Courtesy of Christocentric Press

Editor’s Note: There are not many Kwanzaa movies that have been widely released. Therefore, “The Black Candle” has become the staple feature for the holiday. Dubbed ‘The Kwanzaa Movie’ by many, the movie is a documentary film that examines the holiday in-depth. Below is a review of the film by Carlotta Morrow, originally published on December 23, 2010 on her blog, Christocentric Press.

There were both positive and negative elements from M. K. Asante Jr.’s production of “The Black Candle,” a movie that highlights the seven-day Afrocentric celebration of Kwanzaa, an event that proposes to honor the black culture of yesterday, today and tomorrow.

The movie has its share of well known people: narrated by Maya Angelou, appearances by Asante’s father, Molefi Asante also known as the father of Afrocentricity, ex-football star and actor Jim Brown, Chuck D and Stic man of rap groups Public Enemy and Dead Prez, respectively. And also clips from the creator of Kwanzaa himself, Maulana Karenga.

But most of the interviews are of everyday people, beginning with a question being asked to many if they know about Kwanzaa and with most showing that they don’t know anything about it. The movie progresses showing the pains resulting from the past with subjects such as racism, loss of cultural identity, lack of black history in schools and more.


The name of the movie is taken from the black candle of the Kwanzaa ceremony. That is the candle that represents black people and is the middle candle of seven, also representing the seven principles of Kwanzaa called the Nguzo Saba in Swahili.

Some of the positives of the movie were the showing of families coming together. There appeared a special time of gathering for the families during the Kwanzaa celebration. Showing a little about black history was also a positive, as much of black history is left out in schools. The illustration of the famous black/white doll test was always riveting no matter how many times that is repeated. This is where a black child is asked to pick out the “good” doll and the black child usually selects the white doll viewing the color black as “bad.”

Now for some of the negatives: Although using some very interesting clippings of the past (Katrina, free Mumia, the Jenna six), the author ignores the history behind Kwanzaa. The movie even starts off by incorrectly calling Kwanzaa an “African Celebration.” Even the creator of Kwanzaa stresses that Kwanzaa is an African American celebration inspired by African first fruit harvests and celebrations.

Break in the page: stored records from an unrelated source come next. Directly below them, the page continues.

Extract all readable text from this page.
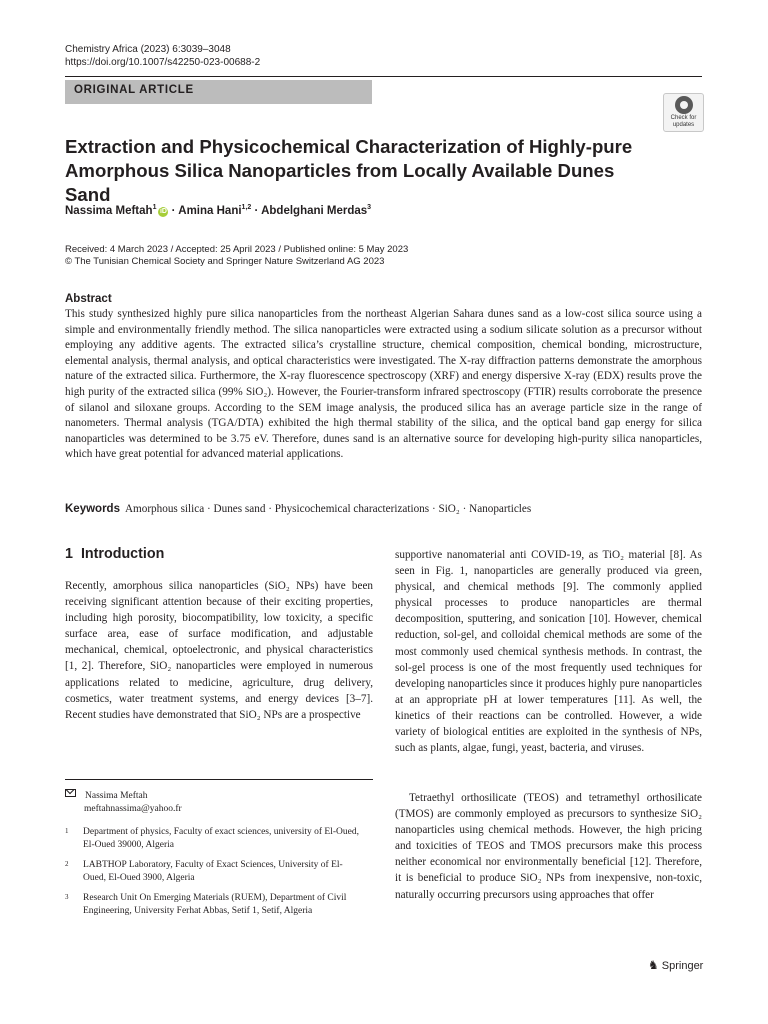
Chemistry Africa (2023) 6:3039–3048
https://doi.org/10.1007/s42250-023-00688-2
ORIGINAL ARTICLE
Check for
updates
Extraction and Physicochemical Characterization of Highly-pure Amorphous Silica Nanoparticles from Locally Available Dunes Sand
Nassima Meftah$^1$iD · Amina Hani$^{1,2}$ · Abdelghani Merdas$^3$
Received: 4 March 2023 / Accepted: 25 April 2023 / Published online: 5 May 2023
© The Tunisian Chemical Society and Springer Nature Switzerland AG 2023
Abstract
This study synthesized highly pure silica nanoparticles from the northeast Algerian Sahara dunes sand as a low-cost silica source using a simple and environmentally friendly method. The silica nanoparticles were extracted using a sodium silicate solution as a precursor without employing any additive agents. The extracted silica’s crystalline structure, chemical composition, chemical bonding, microstructure, elemental analysis, thermal analysis, and optical characteristics were investigated. The X-ray diffraction patterns demonstrate the amorphous nature of the extracted silica. Furthermore, the X-ray fluorescence spectroscopy (XRF) and energy dispersive X-ray (EDX) results prove the high purity of the extracted silica (99% SiO₂). However, the Fourier-transform infrared spectroscopy (FTIR) results corroborate the presence of silanol and siloxane groups. According to the SEM image analysis, the produced silica has an average particle size in the range of nanometers. Thermal analysis (TGA/DTA) exhibited the high thermal stability of the silica, and the optical band gap energy for silica nanoparticles was determined to be 3.75 eV. Therefore, dunes sand is an alternative source for developing high-purity silica nanoparticles, which have great potential for advanced material applications.
Keywords Amorphous silica · Dunes sand · Physicochemical characterizations · SiO₂ · Nanoparticles
1 Introduction
Recently, amorphous silica nanoparticles (SiO₂ NPs) have been receiving significant attention because of their exciting properties, including high porosity, biocompatibility, low toxicity, a specific surface area, ease of surface modification, and adjustable mechanical, chemical, optoelectronic, and physical characteristics [1, 2]. Therefore, SiO₂ nanoparticles were employed in numerous applications related to medicine, agriculture, drug delivery, cosmetics, water treatment systems, and energy devices [3–7]. Recent studies have demonstrated that SiO₂ NPs are a prospective
supportive nanomaterial anti COVID-19, as TiO₂ material [8]. As seen in Fig. 1, nanoparticles are generally produced via green, physical, and chemical methods [9]. The commonly applied physical processes to produce nanoparticles are thermal decomposition, sputtering, and sonication [10]. However, chemical reduction, sol-gel, and colloidal chemical methods are some of the most commonly used chemical synthesis methods. In contrast, the sol-gel process is one of the most frequently used techniques for developing nanoparticles since it produces highly pure nanoparticles at an appropriate pH at lower temperatures [11]. As well, the kinetics of their reactions can be controlled. However, a wide variety of biological entities are exploited in the synthesis of NPs, such as plants, algae, fungi, yeast, bacteria, and viruses.
Tetraethyl orthosilicate (TEOS) and tetramethyl orthosilicate (TMOS) are commonly employed as precursors to synthesize SiO₂ nanoparticles using chemical methods. However, the high pricing and toxicities of TEOS and TMOS precursors make this process neither economical nor environmentally beneficial [12]. Therefore, it is beneficial to produce SiO₂ NPs from inexpensive, non-toxic, naturally occurring precursors using approaches that offer
Nassima Meftah
meftahnassima@yahoo.fr
1 Department of physics, Faculty of exact sciences, university of El-Oued, El-Oued 39000, Algeria
2 LABTHOP Laboratory, Faculty of Exact Sciences, University of El-Oued, El-Oued 3900, Algeria
3 Research Unit On Emerging Materials (RUEM), Department of Civil Engineering, University Ferhat Abbas, Setif 1, Setif, Algeria
♞ Springer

Another questionable statement was when it was said that African Americans embrace Kwanzaa because of their feelings of homelessness. Because we are supposedly looking for a home, we needed Kwanzaa. In Kwanzaa we embrace our “home” Africa.

Although (the holiday is) considered non-religious, Karenga considers Kwanzaa sacred when he said in the movie: “Kwanzaa insists on us facing our Africanness, appreciating it and raising it to the level of sacred observance.”

A reporter is heard in the background at one point in the movie describing Kwanzaa as being “not a religious observance or an alternative to Christmas.” That is a direct contradiction to what

Karenga has written in his books: that he created Kwanzaa to be an alternative to what he considered holidays created by the white man. (Kwanzaa: Origins, concepts practice, 1977, pg 21). SOME IRONY

The most striking part of the movie to me was rapper Chuck D of Public Enemy talking about the negative images of black people being made positive through Kwanzaa. This man is still a rapper with music characterized by guns, black radicalism and profanity. His form of rap is by far not considered positive at all, a point that was somehow forgotten in the production of this movie.

It was disturbing to see the movie use the likes of Chuck D and ‘’ from the rap group Dead Prez. But what both men have in common is their black nationalism and activism, a trait that runs commonly through the movie. THE PURPOSE

The Black Candle was a movie all about uniting black people to regain a lost culture through the celebration of Kwanzaa and the practicing of all of its seven principles. Although the last principle, faith, was talked about in depth, only the little blurb at the end mentioned a faith in a “creator” but in the same sentence as faith in ones selves, parents, grandparents and community. The movie seemed to go to great lengths not to mention the name “God,” although talking about faith and a way of life to be practiced daily.